Konzert

Wiener Stadthalle: Herbert Grönemeyer hat euch lieb

Von „Vollmond“ bis „Kinder an die Macht“: Viel Energie und noch mehr Hits hatte Herbert Grönemeyer bei seinem ausverkauften Konzert in Wien im Gepäck.
© APA

Vor 14.000 Fans spielte Herbert Grönemeyer am Freitag in der Wiener Stadthalle ein dreistündiges Konzert.

Von Barbara Wohlsein

Wien –Es wird laut, bevor es überhaupt losgeht. Einige Zuschauer haben Herbert Grönemeyer erspäht, wie er neben der Bühne auf und ab springt und die Arme nach oben reißt, als würde er gleich in den Boxring steigen. Zehnmal hat Grönemeye­r bereits in der Wiener Stadthalle gespielt. Trotzdem ist die aktuelle Tour etwas Besonderes.

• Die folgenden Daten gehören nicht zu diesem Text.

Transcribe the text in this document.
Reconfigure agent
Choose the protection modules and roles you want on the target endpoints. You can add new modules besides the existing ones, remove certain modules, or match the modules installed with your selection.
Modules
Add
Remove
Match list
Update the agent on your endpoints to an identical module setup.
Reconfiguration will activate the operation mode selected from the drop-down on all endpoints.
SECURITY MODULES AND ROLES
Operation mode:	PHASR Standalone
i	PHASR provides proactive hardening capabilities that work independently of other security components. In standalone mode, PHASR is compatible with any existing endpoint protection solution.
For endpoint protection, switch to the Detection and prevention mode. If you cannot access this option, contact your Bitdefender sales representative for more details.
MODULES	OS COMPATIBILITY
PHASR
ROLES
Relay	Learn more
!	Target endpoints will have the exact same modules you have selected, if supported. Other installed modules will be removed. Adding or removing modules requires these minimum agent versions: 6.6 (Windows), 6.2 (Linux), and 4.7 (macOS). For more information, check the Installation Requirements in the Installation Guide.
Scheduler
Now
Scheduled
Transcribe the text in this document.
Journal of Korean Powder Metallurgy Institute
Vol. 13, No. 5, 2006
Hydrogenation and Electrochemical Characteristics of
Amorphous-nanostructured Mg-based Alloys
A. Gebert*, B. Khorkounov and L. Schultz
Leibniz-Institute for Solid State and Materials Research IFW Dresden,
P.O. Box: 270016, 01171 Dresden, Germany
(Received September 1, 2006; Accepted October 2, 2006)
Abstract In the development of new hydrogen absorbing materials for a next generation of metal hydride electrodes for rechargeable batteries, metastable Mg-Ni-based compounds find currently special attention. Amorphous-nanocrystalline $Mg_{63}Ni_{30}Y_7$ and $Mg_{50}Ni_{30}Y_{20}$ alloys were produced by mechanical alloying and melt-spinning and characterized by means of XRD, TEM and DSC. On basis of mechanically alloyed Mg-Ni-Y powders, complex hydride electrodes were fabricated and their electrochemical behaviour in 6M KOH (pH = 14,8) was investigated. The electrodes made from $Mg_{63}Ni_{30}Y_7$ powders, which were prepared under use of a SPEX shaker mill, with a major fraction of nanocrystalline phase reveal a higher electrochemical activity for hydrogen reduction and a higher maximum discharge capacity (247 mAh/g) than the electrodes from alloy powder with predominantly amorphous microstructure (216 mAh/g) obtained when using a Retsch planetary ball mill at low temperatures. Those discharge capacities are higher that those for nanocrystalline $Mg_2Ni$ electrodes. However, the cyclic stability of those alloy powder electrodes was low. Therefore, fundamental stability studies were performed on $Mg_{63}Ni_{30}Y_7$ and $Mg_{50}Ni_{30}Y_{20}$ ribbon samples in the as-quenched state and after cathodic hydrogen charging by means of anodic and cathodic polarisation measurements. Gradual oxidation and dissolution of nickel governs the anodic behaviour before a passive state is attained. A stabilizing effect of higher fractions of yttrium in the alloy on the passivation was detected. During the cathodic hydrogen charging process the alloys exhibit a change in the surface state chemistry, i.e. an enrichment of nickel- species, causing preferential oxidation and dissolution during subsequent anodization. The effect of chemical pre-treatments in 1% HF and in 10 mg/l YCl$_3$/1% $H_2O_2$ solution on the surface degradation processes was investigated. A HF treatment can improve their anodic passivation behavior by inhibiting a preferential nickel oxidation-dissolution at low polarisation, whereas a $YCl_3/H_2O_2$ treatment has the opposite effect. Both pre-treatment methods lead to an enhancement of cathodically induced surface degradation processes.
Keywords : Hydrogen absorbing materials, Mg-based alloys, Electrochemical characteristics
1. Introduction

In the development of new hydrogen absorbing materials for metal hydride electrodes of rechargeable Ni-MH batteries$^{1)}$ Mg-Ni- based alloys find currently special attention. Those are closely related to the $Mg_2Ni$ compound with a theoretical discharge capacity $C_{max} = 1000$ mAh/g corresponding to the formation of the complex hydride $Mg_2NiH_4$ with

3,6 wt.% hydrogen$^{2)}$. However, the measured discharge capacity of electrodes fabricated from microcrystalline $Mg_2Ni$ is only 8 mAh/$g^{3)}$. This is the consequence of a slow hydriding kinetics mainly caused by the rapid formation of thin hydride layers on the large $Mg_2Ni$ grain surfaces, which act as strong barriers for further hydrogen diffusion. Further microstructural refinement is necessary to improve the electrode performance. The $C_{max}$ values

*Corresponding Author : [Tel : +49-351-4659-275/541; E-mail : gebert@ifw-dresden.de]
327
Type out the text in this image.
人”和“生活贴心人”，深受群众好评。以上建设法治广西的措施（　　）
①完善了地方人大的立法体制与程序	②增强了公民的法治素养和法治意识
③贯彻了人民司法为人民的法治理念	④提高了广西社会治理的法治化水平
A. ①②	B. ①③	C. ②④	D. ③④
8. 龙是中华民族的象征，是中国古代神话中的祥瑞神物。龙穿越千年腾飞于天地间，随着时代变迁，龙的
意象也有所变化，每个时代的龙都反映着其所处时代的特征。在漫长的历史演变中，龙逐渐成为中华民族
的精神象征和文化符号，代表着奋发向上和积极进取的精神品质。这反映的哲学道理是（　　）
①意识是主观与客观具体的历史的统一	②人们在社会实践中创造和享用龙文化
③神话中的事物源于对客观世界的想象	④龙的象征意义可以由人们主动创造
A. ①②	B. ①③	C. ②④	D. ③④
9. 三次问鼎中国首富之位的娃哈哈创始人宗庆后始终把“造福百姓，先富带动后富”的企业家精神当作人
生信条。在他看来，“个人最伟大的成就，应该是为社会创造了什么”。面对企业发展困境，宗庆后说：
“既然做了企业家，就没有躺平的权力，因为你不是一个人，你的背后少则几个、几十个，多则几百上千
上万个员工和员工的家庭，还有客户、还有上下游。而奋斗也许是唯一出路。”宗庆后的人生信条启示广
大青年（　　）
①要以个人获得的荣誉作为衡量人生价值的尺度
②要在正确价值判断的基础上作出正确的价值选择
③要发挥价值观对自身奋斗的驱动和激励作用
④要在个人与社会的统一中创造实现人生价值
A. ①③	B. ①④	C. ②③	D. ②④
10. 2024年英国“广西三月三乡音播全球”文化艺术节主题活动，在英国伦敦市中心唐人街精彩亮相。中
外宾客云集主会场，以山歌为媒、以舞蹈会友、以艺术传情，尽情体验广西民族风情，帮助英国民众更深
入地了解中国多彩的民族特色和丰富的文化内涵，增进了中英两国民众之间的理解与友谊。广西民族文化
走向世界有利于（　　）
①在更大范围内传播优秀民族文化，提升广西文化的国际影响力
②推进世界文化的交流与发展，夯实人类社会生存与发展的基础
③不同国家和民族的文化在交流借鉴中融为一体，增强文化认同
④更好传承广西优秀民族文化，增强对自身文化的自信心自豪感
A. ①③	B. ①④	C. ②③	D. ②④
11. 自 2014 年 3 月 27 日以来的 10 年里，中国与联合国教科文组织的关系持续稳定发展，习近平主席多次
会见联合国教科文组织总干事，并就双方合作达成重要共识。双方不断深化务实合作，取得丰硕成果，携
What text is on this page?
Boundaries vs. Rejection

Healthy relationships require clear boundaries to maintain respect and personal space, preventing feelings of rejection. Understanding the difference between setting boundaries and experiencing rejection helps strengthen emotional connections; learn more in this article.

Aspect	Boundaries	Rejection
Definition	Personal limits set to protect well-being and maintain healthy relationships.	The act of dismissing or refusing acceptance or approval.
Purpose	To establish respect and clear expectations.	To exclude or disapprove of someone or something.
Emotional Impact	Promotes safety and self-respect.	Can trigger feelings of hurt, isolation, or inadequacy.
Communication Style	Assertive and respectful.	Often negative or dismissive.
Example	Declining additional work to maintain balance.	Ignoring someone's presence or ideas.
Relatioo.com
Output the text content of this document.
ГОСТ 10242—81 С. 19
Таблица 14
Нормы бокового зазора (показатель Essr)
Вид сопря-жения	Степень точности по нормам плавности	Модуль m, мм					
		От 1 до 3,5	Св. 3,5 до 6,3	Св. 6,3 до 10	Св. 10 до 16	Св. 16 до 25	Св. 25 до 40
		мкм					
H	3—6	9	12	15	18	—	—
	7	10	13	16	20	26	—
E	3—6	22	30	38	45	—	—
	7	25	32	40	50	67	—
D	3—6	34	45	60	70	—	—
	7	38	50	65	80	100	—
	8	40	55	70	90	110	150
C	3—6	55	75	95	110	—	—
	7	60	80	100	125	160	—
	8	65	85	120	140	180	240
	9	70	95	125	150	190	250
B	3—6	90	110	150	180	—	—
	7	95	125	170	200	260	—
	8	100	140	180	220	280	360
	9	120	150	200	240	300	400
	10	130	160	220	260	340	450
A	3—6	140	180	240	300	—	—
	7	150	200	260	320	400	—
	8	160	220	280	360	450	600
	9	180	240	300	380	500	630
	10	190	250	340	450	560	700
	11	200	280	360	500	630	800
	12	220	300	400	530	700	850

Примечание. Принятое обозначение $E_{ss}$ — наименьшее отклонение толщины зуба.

Mit „Tumult“ hat der 62-Jährige ein Album abgeliefert, auf das er wirklich stolz ist – und das merkt man an seiner Energie. Nach dem Opener „Sekundenglück“ folgen zwei weitere Songs vom neue­n Album, ehe mit „Kopf Hoch, Tanzen“ der erste Klassiker ertönt. Damit startet das Herbert’sche Hit-Feuerwerk: „Bochum“, „Männer“, „Was soll das“, „Halt mich“ – wer solche Kracher bereits in den ersten 45 Minuten verpulvert, hat noch viele Trümpfe im Ärmel.

„Doppelherz/Iki Gönlüm“ funktioniert live sensationell: Der deutsch-türkische Text, der treibende Rhythmus und der Auftritt des Berliner Rappers BRKN sind ein Sinnbild für Herbert Gröne­meyer im Jahr 2019: wach, politisch, trotzdem leichtfüßig. Dazu passen seine Ansagen vor jenen Liedern, die sich gegen Rassismus richten: „Keinen Millimeter nach rechts – und bleibt dabei ruhig, geduldig und lustvoll.“ Mit „Morgen“ beschließt er den offiziellen Teil des Konzerts. Doch im Gegensatz zu anderen Konzerten, wo zu diesem Zeitpunkt bereits viele in Richtung Ausgang strömen würden, bewegt sich in Wien niemand.

Für die erste Zugabe wechselt Grönemeyer vom schwarzen Sakko ins schwarze Hemd und setzt sich ans Klavier am Steg. Nach vier Liedern, darunter „Der Weg“ und „Flugzeuge im Bauch“, verabschiedet er sich mit Komplimenten („Ihr seid zauberhaft“), um kurz darauf mit den Worten „Man erlebt viel, aber das ist wirklich wunderschön“ die zweite Zugabe zu eröffnen.

Jetzt ist es so weit, „Ich hab’ dich lieb“, das Einhorn unter den Grönemeyer-Hits, wird angestimmt. Er erklärt die Besonderheit: „Irgendwer bei Ö3“ habe in den 1980ern eine romantische Schnulze gesucht und das Lied so oft im Radio gespielt, bis es zu einem Klassiker wurde – wohlgemerkt nur in Österreich. Also singt er es und versingt sich prompt. Aber egal, die Pflicht ist erfüllt.

Zum Schluss dieser Zugabe kommt „Zeit, dass sich was dreht“. Der Song ist nicht gut gealtert, doch in der Euphorie fällt das nicht auf, auch dank Konfettikanone. Dass hier trotz Partystimmung kein Platz für Risiko ist, merkt man, als die Schnipsel sofort mit Laubbläsern vom Steg entfernt werden. Man will schließlich nicht, dass Herbert bei seinem intensiven Getänzel ausrutscht. Apropos: Den Spruch „Dance like nobody’s watching“ könnte Grönemeyer erfunden haben. Er kreist mit den Hüften, dribbelt herum, stellt sich keck dem Publikum zur Schau: „Einer Umfrage zufolge sind 11 Prozent von euch aufgrund meiner Beinarbeit da, 36 Prozent wegen meines guten Aussehens.“ In Wahrheit weiß Herbert Grönemeyer ganz genau, warum die 14.000 Menschen da sind: weil er als 62-Jähriger mit der Energie eines 26-Jährigen 33 Hits aus über drei Jahrzehnten abliefert.